Stehen wir in Deutschland vor einer Wende? – Alles deutet darauf hin. Nicht allein das, was die Gemüter akut in Aufruhr versetzt, die massive Zuwanderung, sondern – grundsätzlicher noch und davon ausgelöst – das plötzliche Bewußtsein, daß dieses Land ideell von der Phrase, der Seibertschen Verlautbarungsrhetorik, also insgesamt einer politsprecherischen Worthülserei beherrscht wird.

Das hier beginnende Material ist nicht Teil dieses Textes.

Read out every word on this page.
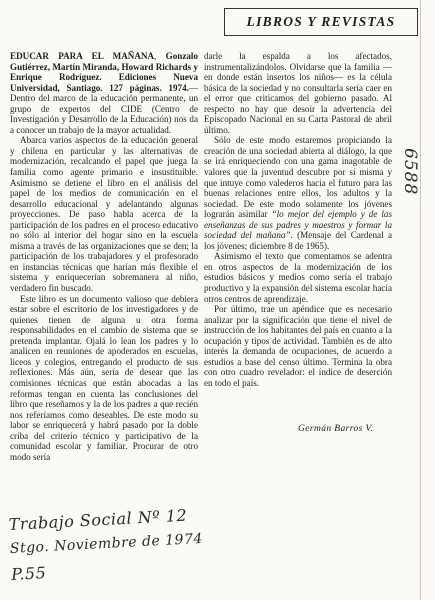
LIBROS Y REVISTAS

EDUCAR PARA EL MAÑANA, Gonzalo Gutiérrez, Martín Miranda, Howard Richards y Enrique Rodríguez. Ediciones Nueva Universidad, Santiago. 127 páginas. 1974.— Dentro del marco de la educación permanente, un grupo de expertos del CIDE (Centro de Investigación y Desarrollo de la Educación) nos da a conocer un trabajo de la mayor actualidad.

Abarca varios aspectos de la educación general y chilena en particular y las alternativas de modernización, recalcando el papel que juega la familia como agente primario e insustituible. Asimismo se detiene el libro en el análisis del papel de los medios de comunicación en el desarrollo educacional y adelantando algunas proyecciones. De paso habla acerca de la participación de los padres en el proceso educativo no sólo al interior del hogar sino en la escuela misma a través de las organizaciones que se den; la participación de los trabajadores y el profesorado en instancias técnicas que harían más flexible el sistema y enriquecerían sobremanera al niño, verdadero fin buscado.

Este libro es un documento valioso que debiera estar sobre el escritorio de los investigadores y de quienes tienen de alguna u otra forma responsabilidades en el cambio de sistema que se pretenda implantar. Ojalá lo lean los padres y lo analicen en reuniones de apoderados en escuelas, liceos y colegios, entregando el producto de sus reflexiones. Más aún, sería de desear que las comisiones técnicas que están abocadas a las reformas tengan en cuenta las conclusiones del libro que reseñamos y la de los padres a que recién nos referíamos como deseables. De este modo su labor se enriquecerá y habrá pasado por la doble criba del criterio técnico y participativo de la comunidad escolar y familiar. Procurar de otro modo sería

darle la espalda a los afectados, instrumentalizándolos. Olvidarse que la familia —en donde están insertos los niños— es la célula básica de la sociedad y no consultarla sería caer en el error que criticamos del gobierno pasado. Al respecto no hay que desoír la advertencia del Episcopado Nacional en su Carta Pastoral de abril último.

Sólo de este modo estaremos propiciando la creación de una sociedad abierta al diálogo, la que se irá enriqueciendo con una gama inagotable de valores que la juventud descubre por sí misma y que intuye como valederos hacia el futuro para las buenas relaciones entre ellos, los adultos y la sociedad. De este modo solamente los jóvenes lograrán asimilar “lo mejor del ejemplo y de las enseñanzas de sus padres y maestros y formar la sociedad del mañana”. (Mensaje del Cardenal a los jóvenes; diciembre 8 de 1965).

Asimismo el texto que comentamos se adentra en otros aspectos de la modernización de los estudios básicos y medios como sería el trabajo productivo y la expansión del sistema escolar hacia otros centros de aprendizaje.

Por último, trae un apéndice que es necesario analizar por la significación que tiene el nivel de instrucción de los habitantes del país en cuanto a la ocupación y tipos de actividad. También es de alto interés la demanda de ocupaciones, de acuerdo a estudios a base del censo último. Termina la obra con otro cuadro revelador: el índice de deserción en todo el país.

Germán Barros V.
6588
Trabajo Social Nº 12
Stgo. Noviembre de 1974
P.55
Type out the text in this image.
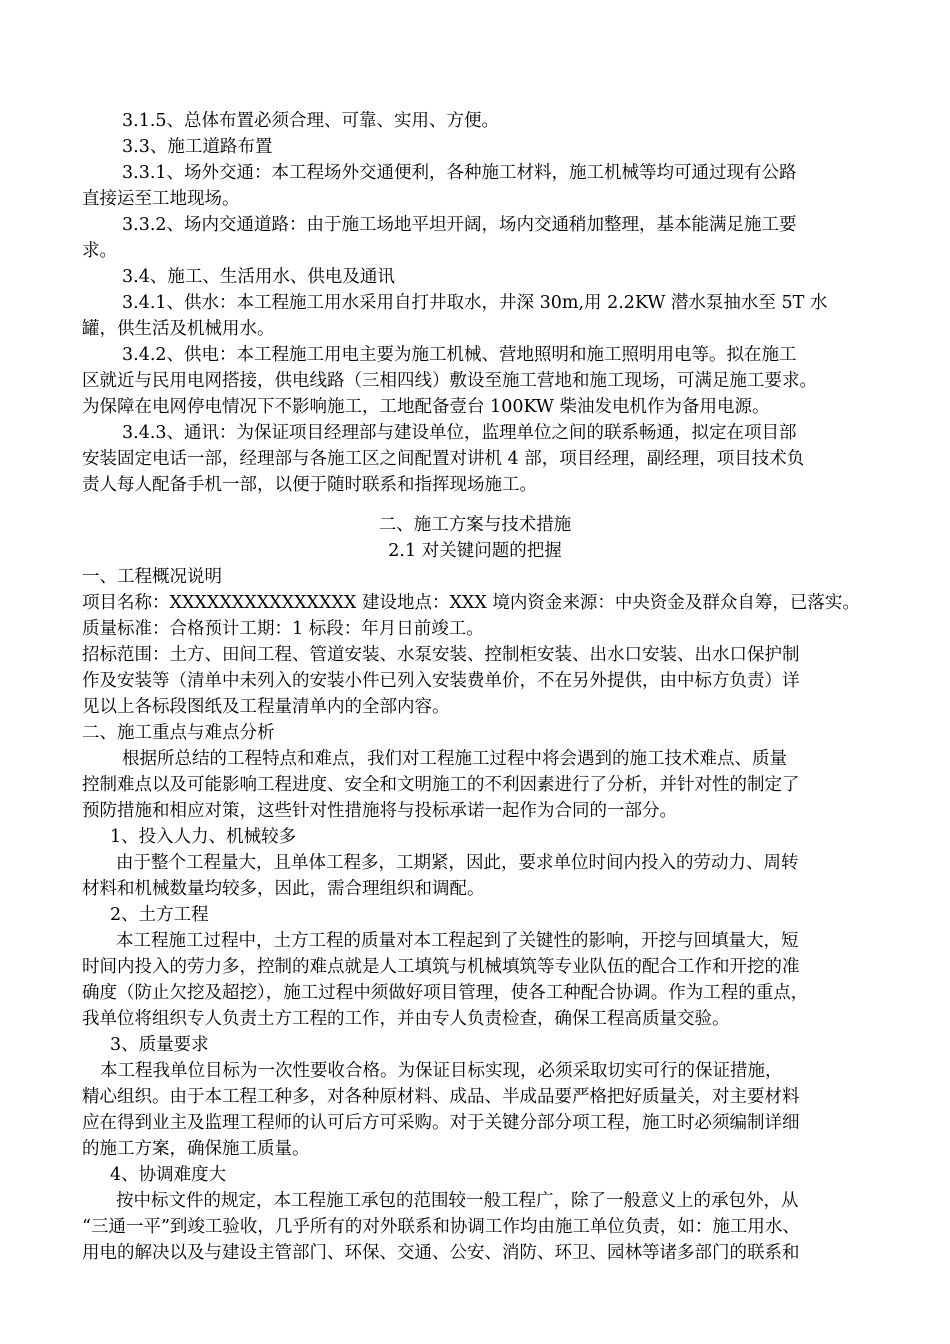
3.1.5、总体布置必须合理、可靠、实用、方便。
3.3、施工道路布置
3.3.1、场外交通：本工程场外交通便利，各种施工材料，施工机械等均可通过现有公路
直接运至工地现场。
3.3.2、场内交通道路：由于施工场地平坦开阔，场内交通稍加整理，基本能满足施工要
求。
3.4、施工、生活用水、供电及通讯
3.4.1、供水：本工程施工用水采用自打井取水，井深 30m,用 2.2KW 潜水泵抽水至 5T 水
罐，供生活及机械用水。
3.4.2、供电：本工程施工用电主要为施工机械、营地照明和施工照明用电等。拟在施工
区就近与民用电网搭接，供电线路（三相四线）敷设至施工营地和施工现场，可满足施工要求。
为保障在电网停电情况下不影响施工，工地配备壹台 100KW 柴油发电机作为备用电源。
3.4.3、通讯：为保证项目经理部与建设单位，监理单位之间的联系畅通，拟定在项目部
安装固定电话一部，经理部与各施工区之间配置对讲机 4 部，项目经理，副经理，项目技术负
责人每人配备手机一部，以便于随时联系和指挥现场施工。
二、施工方案与技术措施
2.1 对关键问题的把握
一、工程概况说明
项目名称：XXXXXXXXXXXXXXX 建设地点：XXX 境内资金来源：中央资金及群众自筹，已落实。
质量标准：合格预计工期：1 标段：年月日前竣工。
招标范围：土方、田间工程、管道安装、水泵安装、控制柜安装、出水口安装、出水口保护制
作及安装等（清单中未列入的安装小件已列入安装费单价，不在另外提供，由中标方负责）详
见以上各标段图纸及工程量清单内的全部内容。
二、施工重点与难点分析
根据所总结的工程特点和难点，我们对工程施工过程中将会遇到的施工技术难点、质量
控制难点以及可能影响工程进度、安全和文明施工的不利因素进行了分析，并针对性的制定了
预防措施和相应对策，这些针对性措施将与投标承诺一起作为合同的一部分。
1、投入人力、机械较多
由于整个工程量大，且单体工程多，工期紧，因此，要求单位时间内投入的劳动力、周转
材料和机械数量均较多，因此，需合理组织和调配。
2、土方工程
本工程施工过程中，土方工程的质量对本工程起到了关键性的影响，开挖与回填量大，短
时间内投入的劳力多，控制的难点就是人工填筑与机械填筑等专业队伍的配合工作和开挖的准
确度（防止欠挖及超挖），施工过程中须做好项目管理，使各工种配合协调。作为工程的重点，
我单位将组织专人负责土方工程的工作，并由专人负责检查，确保工程高质量交验。
3、质量要求
本工程我单位目标为一次性要收合格。为保证目标实现，必须采取切实可行的保证措施，
精心组织。由于本工程工种多，对各种原材料、成品、半成品要严格把好质量关，对主要材料
应在得到业主及监理工程师的认可后方可采购。对于关键分部分项工程，施工时必须编制详细
的施工方案，确保施工质量。
4、协调难度大
按中标文件的规定，本工程施工承包的范围较一般工程广，除了一般意义上的承包外，从
“三通一平”到竣工验收，几乎所有的对外联系和协调工作均由施工单位负责，如：施工用水、
用电的解决以及与建设主管部门、环保、交通、公安、消防、环卫、园林等诸多部门的联系和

Die Ideologie dieser Verphrasung spiegelt das behäbig selbstgefällige Selbstverständnis der sogenannten „Mitte“, also jenes oral fixierten hedonistischen Mittelstandes, der sich, längst verbürgerlicht, „eher links“ wähnt und zum Staatsverweser einer vermeintlichen Humanität erhebt, die sich rechthaberisch in die Brust wirft, weil sie vorgibt, die einzig richtigen Lehren aus der deutschen Vergangenheit gezogen zu haben. Die wichtigste davon: Fort mit allem Deutschen, allem Nationalen, weil das historisch so kontaminiert wäre, daß nicht nur keine Konversion möglich erscheint, sondern jeder Rückgriff aufs nationale Erbe „nationalistisch“ die Gefahr des Rückfalls in den Nationalsozialismus heraufbeschwöre, der mehr denn je offenbar zum Maß aller Dinge avanciert, obwohl er doch andererseits als längst überwunden gilt.

Weil diese Grundvereinbarung – Alles Nationale ist reaktionär und gefährlich! – die gesamten Gesellschaft, vorzugsweise aber die „Bildung“ in zwangsneurotische Zwänge einspinnt und freies, befreiendes Urteilen und Verändern behindert, sind wir alle in einer Lähmung befangen, die jetzt offensichtlich wird – offenbar gar Politikern, die sich in der von ihnen verordneten Regelpoetik bewußter selbst reden hören. Die Diskrepanz zwischen der Sprache und dem, was der Fall ist, wird um so mehr offenbar, weil die Demokratie zwar beständig beschworen wird und rechtlich wohl noch existiert, aber nicht mehr lebendig ist. Als produktive Streitkultur könnte sie, ja müßte sie den intellektuellen Stoffwechsel der Gesellschaft erhalten und gegebenenfalls entgiften; und tatsächlich gibt es ja endlich mal Streit, aber eben keine Streitkultur, weil sich die Gegenrede, manifestiert etwa in der AfD-Position Björn Höckes, sogleich als „widerlich“ (Heiko Maas) stigmatisiert oder pathologisiert findet.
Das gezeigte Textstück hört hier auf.